A UN-backed tribunal in the Netherlands is delivering verdicts Tuesday in the trial in absentia of four members of the Hezbollah militant group who are accused of involvement in the truck bomb assassination of former Lebanese Prime Minister Rafik Hariri.
The verdicts were delayed by nearly two weeks as a mark of respect for victims of another devastating explosion - the detonation of nearly 3,000 tons of ammonium nitrate stored at Beirut’s port.
The August 4 blast killed around 180 people, injured more than 6,000, left a quarter of a million with homes unfit to live in and plunged a nation already reeling from economic and social malaise even deeper into crisis.
Presiding Judge David Re called for a minute's silence to start the hearing to honor victims of the blast and their families as well as those made homeless by the port blast.
During the trial, which started in 2014 and spanned 415 days of hearings, the tribunal in Leidschendam, near The Hague, heard evidence from 297 witnesses.
Initially, five suspects were tried, all of them Hezbollah members.
Charges against one of the group’s top military commanders, Mustafa Badreddine, were dropped after he was killed in Syria in 2016.
The remaining suspects are Salim Ayyash, also known as Abu Salim; Assad Sabra, Hassan Oneissi, who changed his name to Hassan Issa and Hassan Habib Merhi.

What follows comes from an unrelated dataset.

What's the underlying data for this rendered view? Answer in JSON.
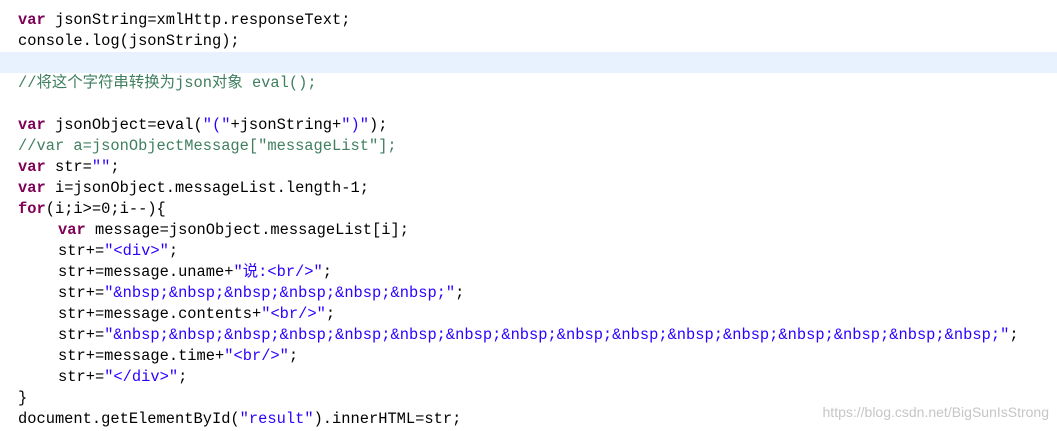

They are charged with offenses including conspiracy to commit a terrorist act.
If they are convicted, hearings will be held at a later date to determine their sentences.
As the UN-backed court has no death sentence, the maximum sentence is life imprisonment.
None of the men is every likely to serve time as Hezbollah has vowed not to hand over any suspects.
Prosecutors and defense lawyers can appeal the verdicts.